Very often when I hear a song today from my youth, I can clearly remember an activity or person associated with that song. They are usually fun activities, fond memories. I was lucky growing up. There was no war that would draft me. My area was not ravaged by crime, although race relations were sometimes iffy. At the time of my growing up there were extracurricular activities, but Little League baseball stayed local. There were no travelling teams. You could go out for after school sports, or play in band, but it wasn't a thing that took up your weekends for half the year or more. I also had a job at the local library but it was limited.
As a youth, I had time to dream. I had time to ride my bike to the park and find guys to play frisbee with. I had time to walk to friend's houses and put on a recently discovered group, and we would lean back, and listen to the whole album together. We had to make up our rules for the interactions and activities we were in. A pickup game at the park was officiated by ourselves. New games with better rules were always tried out. We always had music going, in a car stereo, a home stereo, or in our heads.
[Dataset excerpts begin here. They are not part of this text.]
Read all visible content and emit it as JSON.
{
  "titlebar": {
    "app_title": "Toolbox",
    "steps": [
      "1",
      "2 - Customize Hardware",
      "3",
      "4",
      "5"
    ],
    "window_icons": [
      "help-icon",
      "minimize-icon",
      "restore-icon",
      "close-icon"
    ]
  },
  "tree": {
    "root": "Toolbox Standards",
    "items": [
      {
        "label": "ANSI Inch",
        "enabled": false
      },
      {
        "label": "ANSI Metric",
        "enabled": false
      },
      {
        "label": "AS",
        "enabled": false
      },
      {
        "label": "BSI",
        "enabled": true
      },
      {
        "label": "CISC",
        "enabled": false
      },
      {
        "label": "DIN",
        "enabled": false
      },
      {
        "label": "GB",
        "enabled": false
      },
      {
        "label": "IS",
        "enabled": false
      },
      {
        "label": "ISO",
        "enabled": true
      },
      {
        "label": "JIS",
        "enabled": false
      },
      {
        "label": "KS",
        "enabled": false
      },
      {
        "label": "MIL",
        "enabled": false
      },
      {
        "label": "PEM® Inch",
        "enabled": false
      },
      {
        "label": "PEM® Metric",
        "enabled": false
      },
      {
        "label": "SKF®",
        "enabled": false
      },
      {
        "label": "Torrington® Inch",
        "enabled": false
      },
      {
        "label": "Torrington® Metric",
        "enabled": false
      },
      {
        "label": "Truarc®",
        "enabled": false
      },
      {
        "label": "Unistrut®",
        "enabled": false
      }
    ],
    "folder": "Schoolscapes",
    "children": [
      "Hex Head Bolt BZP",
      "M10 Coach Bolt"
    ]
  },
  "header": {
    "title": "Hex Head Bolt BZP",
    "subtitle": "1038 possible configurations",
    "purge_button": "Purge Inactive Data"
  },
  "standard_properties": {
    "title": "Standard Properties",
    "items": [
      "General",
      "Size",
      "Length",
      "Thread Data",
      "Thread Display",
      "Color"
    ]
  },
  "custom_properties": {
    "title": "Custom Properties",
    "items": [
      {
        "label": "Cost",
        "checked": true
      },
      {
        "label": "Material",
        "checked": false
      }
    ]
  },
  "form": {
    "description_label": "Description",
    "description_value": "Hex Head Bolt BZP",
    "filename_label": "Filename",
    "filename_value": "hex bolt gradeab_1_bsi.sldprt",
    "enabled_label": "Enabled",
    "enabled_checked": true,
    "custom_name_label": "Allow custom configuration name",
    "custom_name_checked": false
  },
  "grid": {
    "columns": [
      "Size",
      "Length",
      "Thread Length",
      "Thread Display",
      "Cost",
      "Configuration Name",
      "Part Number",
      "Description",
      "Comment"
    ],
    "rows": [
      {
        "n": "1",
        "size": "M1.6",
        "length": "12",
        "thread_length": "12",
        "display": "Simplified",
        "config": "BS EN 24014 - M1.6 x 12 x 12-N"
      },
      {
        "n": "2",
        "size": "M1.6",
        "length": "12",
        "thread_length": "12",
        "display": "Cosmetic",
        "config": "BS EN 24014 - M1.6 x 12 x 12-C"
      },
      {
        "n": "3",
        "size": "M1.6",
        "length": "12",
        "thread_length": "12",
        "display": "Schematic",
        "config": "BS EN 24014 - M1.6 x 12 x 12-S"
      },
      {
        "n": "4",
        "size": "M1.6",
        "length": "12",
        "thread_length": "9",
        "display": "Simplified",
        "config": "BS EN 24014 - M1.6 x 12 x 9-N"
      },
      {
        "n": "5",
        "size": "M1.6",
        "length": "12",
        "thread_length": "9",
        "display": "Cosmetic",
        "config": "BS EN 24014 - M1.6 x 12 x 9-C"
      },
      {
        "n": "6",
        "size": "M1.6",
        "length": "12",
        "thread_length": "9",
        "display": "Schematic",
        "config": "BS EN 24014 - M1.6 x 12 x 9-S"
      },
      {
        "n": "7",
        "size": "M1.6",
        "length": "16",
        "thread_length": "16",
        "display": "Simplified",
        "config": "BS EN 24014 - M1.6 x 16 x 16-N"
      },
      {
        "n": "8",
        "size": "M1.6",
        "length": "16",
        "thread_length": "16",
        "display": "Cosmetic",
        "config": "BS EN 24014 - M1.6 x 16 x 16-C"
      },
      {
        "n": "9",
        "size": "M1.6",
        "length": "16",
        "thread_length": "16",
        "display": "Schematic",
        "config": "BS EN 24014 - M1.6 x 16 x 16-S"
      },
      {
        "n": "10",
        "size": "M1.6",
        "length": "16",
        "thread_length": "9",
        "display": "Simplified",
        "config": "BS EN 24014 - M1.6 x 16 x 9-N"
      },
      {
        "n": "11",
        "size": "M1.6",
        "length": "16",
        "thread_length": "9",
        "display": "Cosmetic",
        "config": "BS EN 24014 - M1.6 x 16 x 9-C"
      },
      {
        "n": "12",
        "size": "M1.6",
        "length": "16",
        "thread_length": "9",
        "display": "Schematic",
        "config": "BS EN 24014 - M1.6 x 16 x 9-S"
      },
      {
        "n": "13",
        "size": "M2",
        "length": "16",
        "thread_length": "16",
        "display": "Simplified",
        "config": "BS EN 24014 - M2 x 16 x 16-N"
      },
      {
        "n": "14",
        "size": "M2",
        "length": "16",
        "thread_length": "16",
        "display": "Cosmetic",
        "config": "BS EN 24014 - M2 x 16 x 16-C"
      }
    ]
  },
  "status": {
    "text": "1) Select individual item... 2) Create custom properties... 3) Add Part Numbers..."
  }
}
In talking with a friend about her teenager, who is involved in a lot of activities and seems to not have time to 'unplug', I thought of some of the youth I saw come through the scout troop my boys were involved in. These kids would go to school, go to some sports or drama practice, come to scouts, and then go home to do homework. They had no downtime, much less time to sit and eat a meal. (They sometimes came to scouts with a fast food meal in hand.) Co-workers have children who are always away on weekends on some organized event. They will no doubt be successful people with many skills and fond memories of activities.
I wonder, however, whether kids today get time to dream. Whether they get time to sit back with new music and enter a new world, or read a book and enter a new world. What creatively will come from these kids so driven, but so regulated and organized by some group? To top it off, I wonder if when they hear a song from their youth, years from now, they will remember riding a bus to some event, or will they recall laying in the sun in a park, or driving a car around the lighthouse drive at night, dreaming and talking of different, better worlds?
(Note: I do realize that not all kids have the LUXURY of either dreaming or of being in organized activities. That would be another discussion altogether.)